Belanghebbende heeft geen gronden tegen de boete aangevoerd. Het Hof beoordeelt de boetebeschikking daarom ambtshalve. Indien de belastingplichtige de aangifte voor een belasting welke bij wege van aanslag wordt geheven niet binnen de ingevolge artikel 9, derde lid, van de Algemene wet inzake rijksbelastingen (AWR) heeft gedaan, vormt dit een verzuim ter zake waarvan de inspecteur ingevolge artikel 67a, eerste lid, van de AWR de belastingplichtige, gelijktijdig met de vaststelling van de aanslag, een boete van ten hoogste € 4.920 kan opleggen. Vaststaat dat belanghebbende de aangifte voor het onderhavige jaar na de in de aanmaning van 4 juli 2012 gestelde termijn heeft ingediend. Dit betekent dat de boete terecht is opgelegd. Vaststaat dat sprake is van een eerste verzuim. Gelet hierop acht het Hof een boete van € 226 passend en geboden.
7.4.
Het voorgaande leidt tot de conclusie dat het hoger beroep ongegrond is.

Proceskosten

Het Hof acht geen termen aanwezig de Inspecteur te veroordelen in de door belanghebbende gemaakte proceskosten.

Beslissing

Het Gerechtshof bevestigt de uitspraak van de Rechtbank.
Deze uitspraak is vastgesteld door mrs. Chr.Th.P.M. Zandhuis, P.J.J. Vonk en E.M. Vrouwenvelder, in tegenwoordigheid van de griffier drs. N. El Allaoui. De beslissing is op 8 maart 2016 in het openbaar uitgesproken.
aangetekend aan
partijen verzonden:
Zowel de belanghebbende als het daartoe bevoegde bestuursorgaan kanbinnen zes wekenna de verzenddatum van deze uitspraak beroep in cassatie instellen bij de Hoge Raad der Nederlanden. Daarbij moet het volgende in acht worden genomen:

1. Bij het beroepschrift wordt een kopie van deze uitspraak gevoegd.

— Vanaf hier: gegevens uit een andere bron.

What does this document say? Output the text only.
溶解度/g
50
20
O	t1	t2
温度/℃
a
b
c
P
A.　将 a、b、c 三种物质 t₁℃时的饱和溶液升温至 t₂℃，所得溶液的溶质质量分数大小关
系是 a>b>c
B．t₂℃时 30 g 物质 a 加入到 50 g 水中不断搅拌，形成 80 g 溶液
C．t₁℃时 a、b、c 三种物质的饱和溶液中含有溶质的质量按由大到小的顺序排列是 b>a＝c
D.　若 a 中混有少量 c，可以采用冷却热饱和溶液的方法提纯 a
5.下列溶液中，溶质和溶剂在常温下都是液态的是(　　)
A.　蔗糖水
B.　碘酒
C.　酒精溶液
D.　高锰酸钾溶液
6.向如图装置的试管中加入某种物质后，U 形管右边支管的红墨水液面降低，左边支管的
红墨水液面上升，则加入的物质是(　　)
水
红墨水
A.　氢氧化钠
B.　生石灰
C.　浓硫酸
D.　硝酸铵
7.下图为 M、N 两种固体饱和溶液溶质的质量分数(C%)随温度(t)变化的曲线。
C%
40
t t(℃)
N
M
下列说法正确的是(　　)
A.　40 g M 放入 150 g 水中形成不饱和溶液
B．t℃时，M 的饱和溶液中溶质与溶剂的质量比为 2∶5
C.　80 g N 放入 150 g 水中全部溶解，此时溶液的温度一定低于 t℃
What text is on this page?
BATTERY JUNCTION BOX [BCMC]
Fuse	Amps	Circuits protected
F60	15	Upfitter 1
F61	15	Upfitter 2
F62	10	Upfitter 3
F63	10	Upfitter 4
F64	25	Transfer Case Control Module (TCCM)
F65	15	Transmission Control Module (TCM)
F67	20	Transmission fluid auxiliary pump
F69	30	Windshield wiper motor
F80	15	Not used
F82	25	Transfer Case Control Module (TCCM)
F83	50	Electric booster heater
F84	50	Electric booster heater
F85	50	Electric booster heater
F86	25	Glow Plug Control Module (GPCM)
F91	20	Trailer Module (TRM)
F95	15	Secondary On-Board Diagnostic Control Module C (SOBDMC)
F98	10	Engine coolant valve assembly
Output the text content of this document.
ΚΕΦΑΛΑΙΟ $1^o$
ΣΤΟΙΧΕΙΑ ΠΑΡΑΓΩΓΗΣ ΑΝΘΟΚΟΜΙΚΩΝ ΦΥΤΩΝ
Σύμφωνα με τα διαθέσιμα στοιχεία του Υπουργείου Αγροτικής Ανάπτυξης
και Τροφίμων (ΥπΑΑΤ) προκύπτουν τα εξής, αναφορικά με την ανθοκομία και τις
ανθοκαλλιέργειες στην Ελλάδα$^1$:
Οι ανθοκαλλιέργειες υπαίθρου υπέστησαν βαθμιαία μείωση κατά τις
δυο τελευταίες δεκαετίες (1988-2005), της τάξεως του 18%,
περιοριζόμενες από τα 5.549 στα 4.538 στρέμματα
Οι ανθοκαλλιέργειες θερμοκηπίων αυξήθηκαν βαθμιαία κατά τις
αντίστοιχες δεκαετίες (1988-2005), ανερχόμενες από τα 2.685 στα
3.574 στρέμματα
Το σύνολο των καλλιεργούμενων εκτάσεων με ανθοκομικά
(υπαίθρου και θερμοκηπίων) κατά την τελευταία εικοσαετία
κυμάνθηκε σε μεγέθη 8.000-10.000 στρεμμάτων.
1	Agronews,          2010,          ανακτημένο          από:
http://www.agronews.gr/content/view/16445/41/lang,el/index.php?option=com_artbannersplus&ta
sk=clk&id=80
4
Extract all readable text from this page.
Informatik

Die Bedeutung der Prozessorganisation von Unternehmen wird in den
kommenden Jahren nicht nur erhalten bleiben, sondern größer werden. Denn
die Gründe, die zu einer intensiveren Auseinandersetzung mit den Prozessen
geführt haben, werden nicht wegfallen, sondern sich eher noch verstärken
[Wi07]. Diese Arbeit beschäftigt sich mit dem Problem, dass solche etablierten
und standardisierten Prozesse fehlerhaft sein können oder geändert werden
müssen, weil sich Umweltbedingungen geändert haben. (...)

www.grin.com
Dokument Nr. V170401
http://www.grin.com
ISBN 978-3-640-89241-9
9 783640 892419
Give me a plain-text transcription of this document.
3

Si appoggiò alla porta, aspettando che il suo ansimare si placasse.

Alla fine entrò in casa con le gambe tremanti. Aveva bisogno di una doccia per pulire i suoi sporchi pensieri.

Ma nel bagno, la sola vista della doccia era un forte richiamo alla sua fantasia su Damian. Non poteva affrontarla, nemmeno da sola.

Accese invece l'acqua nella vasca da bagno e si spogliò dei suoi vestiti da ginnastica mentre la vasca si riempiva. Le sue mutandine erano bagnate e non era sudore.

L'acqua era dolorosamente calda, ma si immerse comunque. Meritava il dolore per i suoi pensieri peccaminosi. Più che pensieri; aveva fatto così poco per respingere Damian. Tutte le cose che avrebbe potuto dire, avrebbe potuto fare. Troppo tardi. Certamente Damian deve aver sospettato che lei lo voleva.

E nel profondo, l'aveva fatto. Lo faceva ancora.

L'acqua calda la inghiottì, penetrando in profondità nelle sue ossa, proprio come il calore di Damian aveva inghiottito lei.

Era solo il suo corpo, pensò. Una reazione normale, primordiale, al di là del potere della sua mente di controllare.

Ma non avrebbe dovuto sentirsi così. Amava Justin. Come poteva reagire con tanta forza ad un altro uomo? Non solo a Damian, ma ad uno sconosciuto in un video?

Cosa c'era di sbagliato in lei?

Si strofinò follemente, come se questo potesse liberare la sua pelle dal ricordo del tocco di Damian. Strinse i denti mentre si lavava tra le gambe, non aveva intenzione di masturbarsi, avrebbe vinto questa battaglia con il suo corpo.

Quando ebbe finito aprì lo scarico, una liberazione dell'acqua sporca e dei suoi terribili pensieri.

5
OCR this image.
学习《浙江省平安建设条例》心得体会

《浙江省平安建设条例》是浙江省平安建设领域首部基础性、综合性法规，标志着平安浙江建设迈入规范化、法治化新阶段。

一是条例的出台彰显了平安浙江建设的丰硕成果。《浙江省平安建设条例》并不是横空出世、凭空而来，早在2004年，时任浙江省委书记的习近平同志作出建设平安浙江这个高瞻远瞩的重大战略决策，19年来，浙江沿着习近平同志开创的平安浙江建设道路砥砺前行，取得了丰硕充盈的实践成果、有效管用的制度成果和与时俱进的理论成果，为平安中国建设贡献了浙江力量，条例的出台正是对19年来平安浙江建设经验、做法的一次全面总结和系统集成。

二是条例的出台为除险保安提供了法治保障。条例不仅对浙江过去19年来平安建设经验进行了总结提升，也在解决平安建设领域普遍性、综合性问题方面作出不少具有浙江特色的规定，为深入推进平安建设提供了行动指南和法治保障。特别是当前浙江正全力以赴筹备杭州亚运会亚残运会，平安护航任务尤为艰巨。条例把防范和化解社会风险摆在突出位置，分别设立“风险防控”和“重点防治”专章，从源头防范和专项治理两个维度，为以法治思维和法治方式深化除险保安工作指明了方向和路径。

2. Het beroepschrift wordt ondertekend en bevat ten minste:

-
- de naam en het adres van de indiener;
-
- de dagtekening;
-
- de vermelding van de uitspraak waartegen het beroep in cassatie is gericht;
-
- de gronden van het beroep in cassatie.

Het beroepschrift moet worden gezonden aan de Hoge Raad der Nederlanden (belastingkamer), Postbus 20303, 2500 EH Den Haag.

De partij die beroep in cassatie instelt is griffierecht verschuldigd en zal daarover bericht ontvangen van de griffier van de Hoge Raad. In het cassatieberoepschrift kan worden verzocht de wederpartij te veroordelen in de proceskosten.